MAMMA ROBOT
Il romanzo di Peter Brown , ‘Il Robot
selvatico. Una storia di amicizia e amore universale’, estensione
impropria di un più sobrio ed efficace titolo originale ‘The Wild
Robot’, mi era sembrato da subito un testo interessante, se non
altro originale, impiantando un robot sopravvissuto ad un naufragio
in un’isola abitata solo da animali. In effetti, il testo mantiene
tutte le premesse, con qualche aspetto irrisolto.

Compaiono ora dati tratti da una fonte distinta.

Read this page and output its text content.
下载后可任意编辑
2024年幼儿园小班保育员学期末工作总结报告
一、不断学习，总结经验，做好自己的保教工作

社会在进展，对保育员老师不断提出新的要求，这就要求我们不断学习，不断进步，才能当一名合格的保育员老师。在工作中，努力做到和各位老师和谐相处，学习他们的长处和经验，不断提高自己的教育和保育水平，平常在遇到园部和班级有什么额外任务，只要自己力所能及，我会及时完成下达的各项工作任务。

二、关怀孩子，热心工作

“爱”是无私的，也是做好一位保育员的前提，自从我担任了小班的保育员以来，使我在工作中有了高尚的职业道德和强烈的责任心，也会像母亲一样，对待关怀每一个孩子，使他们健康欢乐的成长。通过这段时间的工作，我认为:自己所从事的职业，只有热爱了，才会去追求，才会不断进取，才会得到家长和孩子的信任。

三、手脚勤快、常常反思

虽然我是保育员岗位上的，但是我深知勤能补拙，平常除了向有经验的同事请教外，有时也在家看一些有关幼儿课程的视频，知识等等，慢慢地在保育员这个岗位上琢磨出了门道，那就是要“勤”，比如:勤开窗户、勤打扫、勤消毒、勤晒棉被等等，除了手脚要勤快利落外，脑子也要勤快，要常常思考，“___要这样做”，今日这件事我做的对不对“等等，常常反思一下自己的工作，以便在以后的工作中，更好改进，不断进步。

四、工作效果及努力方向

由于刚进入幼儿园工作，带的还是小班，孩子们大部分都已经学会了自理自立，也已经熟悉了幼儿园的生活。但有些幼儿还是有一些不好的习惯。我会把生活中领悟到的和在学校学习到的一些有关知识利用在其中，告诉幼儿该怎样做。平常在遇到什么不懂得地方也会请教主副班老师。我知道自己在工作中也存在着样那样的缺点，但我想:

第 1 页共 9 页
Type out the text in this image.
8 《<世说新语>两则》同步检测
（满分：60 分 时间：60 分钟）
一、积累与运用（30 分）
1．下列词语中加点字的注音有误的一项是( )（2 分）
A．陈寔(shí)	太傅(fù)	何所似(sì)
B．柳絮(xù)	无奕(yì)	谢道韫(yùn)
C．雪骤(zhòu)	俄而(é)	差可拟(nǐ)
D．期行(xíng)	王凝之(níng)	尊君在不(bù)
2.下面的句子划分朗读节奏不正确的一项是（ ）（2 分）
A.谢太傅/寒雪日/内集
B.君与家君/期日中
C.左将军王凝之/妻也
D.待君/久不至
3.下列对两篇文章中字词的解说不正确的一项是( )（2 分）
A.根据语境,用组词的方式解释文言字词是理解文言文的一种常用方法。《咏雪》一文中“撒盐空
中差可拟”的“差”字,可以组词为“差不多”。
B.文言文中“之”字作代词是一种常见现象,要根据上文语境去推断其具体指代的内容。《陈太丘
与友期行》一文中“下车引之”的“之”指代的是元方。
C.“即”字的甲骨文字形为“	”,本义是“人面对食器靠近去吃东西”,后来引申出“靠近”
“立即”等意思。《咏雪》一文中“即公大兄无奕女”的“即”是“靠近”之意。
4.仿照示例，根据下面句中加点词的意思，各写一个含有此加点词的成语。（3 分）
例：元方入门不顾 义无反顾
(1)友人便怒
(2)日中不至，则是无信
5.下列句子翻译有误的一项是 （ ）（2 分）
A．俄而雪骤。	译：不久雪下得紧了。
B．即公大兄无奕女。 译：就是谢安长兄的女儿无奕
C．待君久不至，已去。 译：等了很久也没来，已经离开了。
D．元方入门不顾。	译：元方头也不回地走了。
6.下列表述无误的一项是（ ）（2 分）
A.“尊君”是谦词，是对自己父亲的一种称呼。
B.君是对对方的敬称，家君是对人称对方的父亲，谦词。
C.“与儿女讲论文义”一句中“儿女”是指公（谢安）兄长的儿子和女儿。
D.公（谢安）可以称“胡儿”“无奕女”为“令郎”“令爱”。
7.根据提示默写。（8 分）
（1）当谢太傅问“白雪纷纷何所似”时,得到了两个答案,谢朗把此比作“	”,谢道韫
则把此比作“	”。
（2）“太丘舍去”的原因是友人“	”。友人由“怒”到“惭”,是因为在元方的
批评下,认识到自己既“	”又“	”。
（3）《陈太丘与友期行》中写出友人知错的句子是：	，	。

Vediamo la trama: Rozzum 7134 è una
macchina seriale, unica a rimanere integra dopo un naufragio. Viene
attivata per caso da alcune lontre marine, animali curiosi per
definizione, e la sua natura, o meglio la sua programmazione, la
spinge a mantenersi ‘viva’ e a custodirsi. Ed è quello che fa,
ripulendosi e cominciando ad esplorare l’isola in cui è capitata.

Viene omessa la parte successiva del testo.